The vasculature associated with fast proliferating solid tumors is abnormal, which limits efficient oxygen supply and renders the tumor tissue hypoxic. The presence of hypoxic areas in solid cancers has been correlated with resistance to chemotherapy and radiation treatment. Intratumoral hypoxia induces hypoxia inducible factors (HIFs), transcription factors that activate genes controlling mechanisms such as glycolysis, erythropoiesis, angiogenesis, and cell motility, which can benefit the survival of cancer cells. HIFs can also influence the self-renewal of cancer stem-like cells (CSCs) and be activated in response to growth factors, oncogenes, and inactivation of tumor suppressor genes.
HIFs are heterodimeric protein complexes, composed of HIF-α and HIF-β subunits, which then associate with cofactors such as p300 and CBP to form active transcription factors. The regulation of HIFs largely occurs at the protein level, and is dependent upon the synthesis and stability of the HIF-α subunits. Under normoxia, HIF-α subunits are hydroxylated at proline residues by oxygen-dependent prolyl hydroxylases (PHDs), which mediates recognition by the Von Hippel-Lindau (VHL) E3 ubiquitin ligase complex and rapid degradation by the proteasome. Under hypoxia, HIF-α subunits are stabilized due to the inhibition of proline hydroxylation, and a functional HIF transcriptional complex is assembled, translocates to the nucleus, and transcribes genes that contain DNA sequences called hypoxia response elements (HREs). Elevated levels of HIF-1α have been correlated with poor prognosis of patients with glioblastoma (GBM), breast, pancreatic, colon, and metastatic lung cancers.
Hypoxic tumor and HIF-1 have been evaluated as targets for anticancer therapy using a variety of approaches. While the differential function of HIF-1 and HIF-2 isoforms is still under investigation both are associated with brain cancer stem-like cells, and most studies suggest that one or both isoforms need targeting, depending on tumor and cancer type. Therefore, tumor cells overexpressing HIF represent an important target for antitumor therapy.
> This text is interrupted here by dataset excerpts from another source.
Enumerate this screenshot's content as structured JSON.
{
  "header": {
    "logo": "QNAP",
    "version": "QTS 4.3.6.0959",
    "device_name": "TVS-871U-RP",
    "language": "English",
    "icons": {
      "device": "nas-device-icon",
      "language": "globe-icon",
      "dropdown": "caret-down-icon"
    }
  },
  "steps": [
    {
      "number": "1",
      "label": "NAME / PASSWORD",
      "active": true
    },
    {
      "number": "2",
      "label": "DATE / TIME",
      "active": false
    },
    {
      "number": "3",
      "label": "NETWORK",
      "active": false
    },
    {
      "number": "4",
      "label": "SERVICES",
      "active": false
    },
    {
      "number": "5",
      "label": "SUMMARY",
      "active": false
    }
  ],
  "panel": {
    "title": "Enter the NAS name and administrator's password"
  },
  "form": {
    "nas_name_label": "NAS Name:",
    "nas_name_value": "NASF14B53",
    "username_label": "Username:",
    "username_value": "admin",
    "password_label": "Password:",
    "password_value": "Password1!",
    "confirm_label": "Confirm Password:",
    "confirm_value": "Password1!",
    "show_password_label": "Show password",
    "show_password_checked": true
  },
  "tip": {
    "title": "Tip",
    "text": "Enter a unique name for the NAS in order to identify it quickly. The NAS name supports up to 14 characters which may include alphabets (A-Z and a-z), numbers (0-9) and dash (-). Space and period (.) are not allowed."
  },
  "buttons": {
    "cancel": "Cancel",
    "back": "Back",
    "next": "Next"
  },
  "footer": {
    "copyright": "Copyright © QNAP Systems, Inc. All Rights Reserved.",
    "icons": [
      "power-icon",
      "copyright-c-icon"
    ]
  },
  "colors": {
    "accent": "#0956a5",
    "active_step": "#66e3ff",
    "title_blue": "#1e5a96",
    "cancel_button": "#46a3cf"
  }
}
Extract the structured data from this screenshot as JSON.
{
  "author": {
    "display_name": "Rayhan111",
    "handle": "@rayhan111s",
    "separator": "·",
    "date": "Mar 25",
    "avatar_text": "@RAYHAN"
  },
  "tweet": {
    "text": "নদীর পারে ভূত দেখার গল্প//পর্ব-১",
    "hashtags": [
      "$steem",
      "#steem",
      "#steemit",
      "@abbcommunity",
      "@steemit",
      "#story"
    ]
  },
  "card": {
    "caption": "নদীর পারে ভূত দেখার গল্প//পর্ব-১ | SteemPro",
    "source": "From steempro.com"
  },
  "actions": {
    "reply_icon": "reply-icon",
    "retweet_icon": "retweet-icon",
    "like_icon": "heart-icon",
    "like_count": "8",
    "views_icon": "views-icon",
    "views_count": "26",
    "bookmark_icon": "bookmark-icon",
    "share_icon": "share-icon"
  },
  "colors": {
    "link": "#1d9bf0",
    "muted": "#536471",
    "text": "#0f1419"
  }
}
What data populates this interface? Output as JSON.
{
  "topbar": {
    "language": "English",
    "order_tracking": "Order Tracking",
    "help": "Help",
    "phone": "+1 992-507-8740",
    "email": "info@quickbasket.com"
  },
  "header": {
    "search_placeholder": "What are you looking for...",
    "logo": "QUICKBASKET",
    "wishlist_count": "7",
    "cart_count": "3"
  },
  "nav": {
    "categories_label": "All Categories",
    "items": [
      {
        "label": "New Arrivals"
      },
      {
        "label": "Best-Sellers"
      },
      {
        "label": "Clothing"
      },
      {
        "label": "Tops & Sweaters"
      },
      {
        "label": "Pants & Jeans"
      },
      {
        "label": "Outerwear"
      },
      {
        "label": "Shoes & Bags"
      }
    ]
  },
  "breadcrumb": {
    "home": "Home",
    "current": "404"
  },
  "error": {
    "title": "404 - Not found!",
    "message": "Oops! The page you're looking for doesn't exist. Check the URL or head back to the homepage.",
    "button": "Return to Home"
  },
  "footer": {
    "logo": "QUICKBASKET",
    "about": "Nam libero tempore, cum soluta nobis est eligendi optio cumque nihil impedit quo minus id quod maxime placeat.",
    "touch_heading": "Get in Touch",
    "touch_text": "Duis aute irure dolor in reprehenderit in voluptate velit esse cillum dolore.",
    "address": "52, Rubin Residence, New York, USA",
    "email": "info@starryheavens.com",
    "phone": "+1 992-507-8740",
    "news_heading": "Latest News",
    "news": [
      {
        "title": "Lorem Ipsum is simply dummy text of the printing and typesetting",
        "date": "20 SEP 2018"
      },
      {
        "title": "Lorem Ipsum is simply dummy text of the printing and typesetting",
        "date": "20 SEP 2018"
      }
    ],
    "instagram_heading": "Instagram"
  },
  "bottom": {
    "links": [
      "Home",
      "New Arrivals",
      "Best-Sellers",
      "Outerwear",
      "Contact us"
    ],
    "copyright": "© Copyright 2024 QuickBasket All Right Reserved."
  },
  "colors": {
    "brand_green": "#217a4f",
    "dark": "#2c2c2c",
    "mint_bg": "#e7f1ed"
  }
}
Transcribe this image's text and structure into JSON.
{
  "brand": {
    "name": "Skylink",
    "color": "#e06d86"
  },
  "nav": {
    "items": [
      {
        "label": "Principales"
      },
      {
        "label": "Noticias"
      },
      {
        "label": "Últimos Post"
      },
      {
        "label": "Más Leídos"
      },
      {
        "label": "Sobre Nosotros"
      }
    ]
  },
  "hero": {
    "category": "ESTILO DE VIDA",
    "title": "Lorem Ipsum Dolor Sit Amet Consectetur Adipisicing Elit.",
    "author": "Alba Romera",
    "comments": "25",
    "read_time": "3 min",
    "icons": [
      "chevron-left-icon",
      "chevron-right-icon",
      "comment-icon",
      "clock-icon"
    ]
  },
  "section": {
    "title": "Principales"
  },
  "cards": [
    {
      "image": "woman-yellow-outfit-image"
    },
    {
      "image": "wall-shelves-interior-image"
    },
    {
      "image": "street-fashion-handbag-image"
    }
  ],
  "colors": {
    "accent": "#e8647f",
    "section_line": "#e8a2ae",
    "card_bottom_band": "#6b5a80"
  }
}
A number of existing chemotherapeutics can alter HIF activity as a result of their pleiotropic effects, including 2ME2, 17-DMAG, 17-AAG, camptothecin, PX-478, and YC-1. Most of the agents studied affect HIF indirectly via the inhibition of microtubule polymerization, Hsp90, topoisomerase I, thioredoxin 1, or other unknown mechanisms. A search for more specific inhibitors used a screen targeting the interaction of HIF with the key transcriptional coactivator p300. A recent study suggests that acriflavine, an antitrypanocidal, antibacterial, and antiviral agent interferes with HIF-1α and -1β dimerization and possibly other signaling pathways such as NF-κB. It is also desirable to develop several agents that can interfere with HIF transcription in different ways so that we are prepared for the development of tumor resistance against single targeted sites.